Cependant, certains travaux ont vu le jour à la fin des années quatre-vingt et dans les années quatre-vingt dix qui cherchent à concilier une description rigoureuse et avertie des phénomènes prosodiques avec une prise en compte véritable de la mise en situation discursive. Pour eux comme pour les analystes du discours, la question de la structuration discursive reste centrale pour l’exploration de l’interface prosodie/discours. Nous évoquerons ici les travaux des trois auteurs que nous venons de citer : d’abord ceux de Julia Hirschberg, centrés sur les applications aux technologies de la parole, puis ceux de Mark Swerts dont la préoccupation principale est d’adapter les méthodes expérimentales à la parole spontanée, enfin, ceux de Anne Wichmann qui prennent en considération aussi bien les apports de l’analyse de discours que ceux de l’analyse conversationnelle et les confrontent à l’analyse auditive aussi bien qu’instrumentale des faits prosodiques.

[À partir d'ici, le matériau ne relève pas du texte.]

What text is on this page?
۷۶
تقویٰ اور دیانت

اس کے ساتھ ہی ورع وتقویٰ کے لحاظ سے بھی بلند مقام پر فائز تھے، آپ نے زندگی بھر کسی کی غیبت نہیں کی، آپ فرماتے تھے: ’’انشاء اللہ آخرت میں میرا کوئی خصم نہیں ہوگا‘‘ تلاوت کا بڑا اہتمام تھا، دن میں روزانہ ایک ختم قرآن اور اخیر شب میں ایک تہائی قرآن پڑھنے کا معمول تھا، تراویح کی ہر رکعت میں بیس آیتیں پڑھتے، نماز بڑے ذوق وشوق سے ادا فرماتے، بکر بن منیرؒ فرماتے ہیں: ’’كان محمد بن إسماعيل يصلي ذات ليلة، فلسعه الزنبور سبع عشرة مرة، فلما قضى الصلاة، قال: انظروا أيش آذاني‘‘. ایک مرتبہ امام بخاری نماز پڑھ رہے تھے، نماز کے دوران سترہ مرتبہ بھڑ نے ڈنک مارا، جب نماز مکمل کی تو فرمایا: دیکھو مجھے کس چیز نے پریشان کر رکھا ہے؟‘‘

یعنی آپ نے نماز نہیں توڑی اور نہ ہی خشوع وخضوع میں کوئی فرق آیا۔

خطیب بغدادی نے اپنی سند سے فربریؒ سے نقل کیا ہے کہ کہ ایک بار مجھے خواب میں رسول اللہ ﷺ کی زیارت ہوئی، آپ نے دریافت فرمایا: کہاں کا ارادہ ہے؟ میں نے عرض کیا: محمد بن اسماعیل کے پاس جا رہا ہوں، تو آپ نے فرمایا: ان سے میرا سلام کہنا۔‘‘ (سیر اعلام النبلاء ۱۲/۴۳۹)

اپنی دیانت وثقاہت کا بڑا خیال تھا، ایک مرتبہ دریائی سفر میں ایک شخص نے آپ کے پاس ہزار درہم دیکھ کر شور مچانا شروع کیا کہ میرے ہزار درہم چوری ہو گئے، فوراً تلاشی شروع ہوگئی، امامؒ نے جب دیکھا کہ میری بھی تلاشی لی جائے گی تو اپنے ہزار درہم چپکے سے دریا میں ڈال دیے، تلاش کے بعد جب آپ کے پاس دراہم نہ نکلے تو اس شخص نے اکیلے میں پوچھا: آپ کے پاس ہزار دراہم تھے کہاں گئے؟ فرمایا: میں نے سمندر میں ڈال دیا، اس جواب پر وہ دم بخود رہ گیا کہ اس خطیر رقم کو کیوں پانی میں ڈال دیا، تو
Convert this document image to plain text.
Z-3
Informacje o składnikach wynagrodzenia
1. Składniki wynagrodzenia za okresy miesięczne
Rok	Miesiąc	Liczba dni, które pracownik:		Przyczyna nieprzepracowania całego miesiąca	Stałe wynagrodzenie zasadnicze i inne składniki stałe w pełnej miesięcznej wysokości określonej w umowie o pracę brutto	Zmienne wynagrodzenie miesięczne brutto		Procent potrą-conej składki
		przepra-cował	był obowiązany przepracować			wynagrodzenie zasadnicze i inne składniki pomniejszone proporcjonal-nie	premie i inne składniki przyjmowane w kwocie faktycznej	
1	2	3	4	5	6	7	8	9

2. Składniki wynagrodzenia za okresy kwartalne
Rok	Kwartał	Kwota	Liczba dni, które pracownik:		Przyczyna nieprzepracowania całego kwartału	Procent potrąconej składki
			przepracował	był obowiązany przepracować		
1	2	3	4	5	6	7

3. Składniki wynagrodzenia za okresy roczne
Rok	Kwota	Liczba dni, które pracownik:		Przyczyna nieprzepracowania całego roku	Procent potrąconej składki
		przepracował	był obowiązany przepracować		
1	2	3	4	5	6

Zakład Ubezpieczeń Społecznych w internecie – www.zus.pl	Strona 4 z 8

Dans la perspective computationnelle : J. Hirschberg

Julia Hirschberg travaille pour le laboratoire de recherche de la compagnie de télécommunication AT&T. Naturellement, ses recherches sont orientées vers les applications technologiques, c’est-à-dire la synthèse et la reconnaissance de la parole en vue du dialogue homme-machine. Dans ce but, elle a réalisé de nombreux travaux concernant l’identification des variations prosodiques responsables de la structuration discursive en utilisant le modèle computationnel du discours proposé par Grosz & Sidner (1986) (voir Hirschberg & Grosz, 1992). J. Hirschberg s’est également intéressée à la prosodie des connecteurs et des particules discursives, participant elles aussi à la structuration du discours (Hirschberg & Litman, 1993). De très nombreux articles sont bien sûr consacrés à l’application automatique de ces recherches (Wang & Hirschberg, 1992 ; Litman, Hirscherg & Swerts, 2000). L’ampleur de ces recherches et de leurs applications prouve l’intérêt de l’exploration des relations entre prosodie et discours pour les technologies de la parole. L’une des modestes ambitions de cette thèse est de montrer l’intérêt que présente la description des nuances discursives attestées que déploient des locuteurs dans l’usage qu’il font d’un contour intonatif (l’intonation d’implication) présent dans les inventaires phonologiques du français. La description que nous tenterons de la variabilité de production de ce contour, et des nuances de sens auxquelles elle donne lieu, nous semble susceptible d’apporter sa contribution à l’amélioration du naturel et de la souplesse de la synthèse de la parole. La description acoustique comparée que nous proposons de l’intonation d’implication en regard de l’intonation continuative peut quant à elle être exploitée par la reconnaissance automatique de la parole.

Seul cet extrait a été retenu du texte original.